Netflix and Amazon Prime Video are Leading Subscription Video On Demand Services by Wide Margin
Netflix and Amazon Prime Video are two of the more popular Subscription Video On Demand (SVoD) services available, but did you know just how dominant the two are in the marketplace? In a word: extremely.
According to Futuresource Consulting, the SVoD industry reaches more than 60% of households in North America, 26% in Western Europe, 21% in Asia-Pacific and 19% in Latin America and is expected to see revenues climb as much as 25% in 2019, leading to $36 billion in consumer spending.
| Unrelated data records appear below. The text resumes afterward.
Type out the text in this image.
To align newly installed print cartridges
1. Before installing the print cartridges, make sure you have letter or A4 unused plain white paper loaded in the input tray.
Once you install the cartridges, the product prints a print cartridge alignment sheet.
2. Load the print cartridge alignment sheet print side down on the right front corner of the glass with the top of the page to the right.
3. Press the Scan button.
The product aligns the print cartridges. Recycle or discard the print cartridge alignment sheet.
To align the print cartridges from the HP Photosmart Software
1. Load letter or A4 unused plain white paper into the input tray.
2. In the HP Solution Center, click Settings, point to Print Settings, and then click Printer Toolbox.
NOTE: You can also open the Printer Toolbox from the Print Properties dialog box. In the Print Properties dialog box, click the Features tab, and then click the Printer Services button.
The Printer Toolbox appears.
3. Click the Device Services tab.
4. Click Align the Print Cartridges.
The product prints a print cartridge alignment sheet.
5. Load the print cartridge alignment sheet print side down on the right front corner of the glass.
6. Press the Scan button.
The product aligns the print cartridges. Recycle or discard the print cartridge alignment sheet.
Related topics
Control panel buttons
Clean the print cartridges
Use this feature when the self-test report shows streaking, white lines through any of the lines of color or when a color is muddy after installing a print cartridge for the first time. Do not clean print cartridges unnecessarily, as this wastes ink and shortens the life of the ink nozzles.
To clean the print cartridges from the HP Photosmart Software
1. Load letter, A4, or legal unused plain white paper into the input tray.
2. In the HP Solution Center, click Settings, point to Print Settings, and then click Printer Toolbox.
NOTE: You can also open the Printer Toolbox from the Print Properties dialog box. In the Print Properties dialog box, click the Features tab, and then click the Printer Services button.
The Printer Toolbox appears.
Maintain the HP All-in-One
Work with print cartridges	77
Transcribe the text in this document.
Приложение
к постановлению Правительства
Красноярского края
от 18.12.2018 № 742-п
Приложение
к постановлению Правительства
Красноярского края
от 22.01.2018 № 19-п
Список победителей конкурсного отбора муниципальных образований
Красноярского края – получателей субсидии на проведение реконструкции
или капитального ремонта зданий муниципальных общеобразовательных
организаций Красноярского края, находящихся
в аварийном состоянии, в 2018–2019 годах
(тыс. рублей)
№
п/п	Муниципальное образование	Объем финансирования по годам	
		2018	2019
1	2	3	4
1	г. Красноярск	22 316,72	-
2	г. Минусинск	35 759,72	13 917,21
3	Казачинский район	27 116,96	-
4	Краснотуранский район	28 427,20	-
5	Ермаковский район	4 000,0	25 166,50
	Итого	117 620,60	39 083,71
That’s some serious cash.
However, even with new services and a variety of platforms to choose from, consumers are still loyal to Netflix and Amazon, with the two accounting for one-third of all subscriptions globally in 2018. More impressive, the two companies commanded almost two-thirds of the market, with Netflix leading the way in terms of headlines, subscribers and revenue, adding an extra 31 million subscribers to its ranks in 2018, and recently posted last week that it just completed its most successful quarter to date.
David Sidebottom, Principal Analyst at Futuresource Consulting, added this when discussing Netflix’s dominance on the SVoD market.
“Consumers are seeking a combination of functionality, high-quality original content and low price, and Netflix is choosing to invest back into original content programming and its library. Netflix has demonstrated continued growth in both its primary markets of the USA and UK, as well as France and Germany. Plus, Netflix has many options for turning profit, each requiring a local market-specific strategy, based on maturity of infrastructure, device usage, access to local content, GDP and market share.”
With Netflix owning that much of the market, it’s easy to see why some competitors struggle when trying to go toe-to-toe with the SVoD conglomerate. Sidebottom mentioned this, too, saying that, more than ever, consumers are forced to decide which streaming services they prefer to use and trust the most.
“Consumers face an increasingly confusing video landscape, and partnerships between trusted Pay TV or content aggregation platforms like Amazon Channels, Roku, Apple, and even Pay-TV providers, will be a vital aid to navigation. Due to large populations of existing users, Apple and Amazon Channels are both well-placed to succeed in the soon-to-be-fragmented world of aggregation, but both currently lack ubiquity of content internationally. However, this new breed of ‘super aggregators’ will become an important component in the battle for the living room, though, in many instances, they have yet to fully realise the three consumer requirements of quality, original content and price.”